The city says under the program, Kamloops would receive a little over $1 million, or $30 per household. That money would cover operational costs, but residents would pay nothing for collection.
"Right now we see that $400,000 to $500,000 gap between revenue and expenses in our budget and that's why the rate increase is needed," says Farrow. "So if we were to insert a significant rebate into that, there would be no deficit, no gap to fill."
In September 2013, less than a year before the Multi-Material BC recycling program came into effect, Kamloops City Council had the opportunity to join, but turned it down in an 8-1 vote.

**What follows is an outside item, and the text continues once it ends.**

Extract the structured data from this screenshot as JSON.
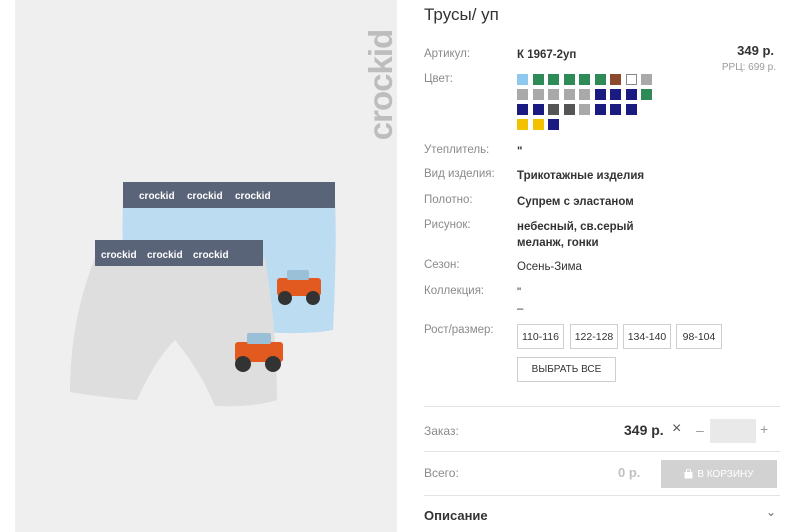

"We rejected the original open-ended contract that had no real detail in it. Then we tried getting into MMBC and they said 'no, we're too full. We can't take you in,'" says Mayor of Kamloops Peter Milobar. "Frankly, I think the program's been a little flawed from its inception. It started with a guaranteed rate to cities without knowing how much revenue they were going to take in."
Kamloops is one of few municipalities in B.C. not part of the MMBC program. Many communities like Kelowna, Vernon, Quesnel, and Prince George are, and both city staff and Council want to be included.
"The economies of scale would be huge," says Farrow. "Right now we're one of just a handful of communities that aren't under the program, so it's more of a struggle for us in selling these products that we have as well."
For its part, MMBC is waiting for producers, like newspapers, to jump on board. That would give the program the necessary revenue to include other communities like Kamloops.
"We're in the same boat as Kamloops. We're both playing a waiting game. We're waiting for producers, who are obligated under provincial laws to either do their own program or join us," says Managing Director of Multi-Material BC Allen Langdon. "Once they fill that obligation, we'll be able to expand to other communities, and Kamloops is at the top of the list."
But that may never happen, and that could leave Kamloops on the outside looking in for the near future.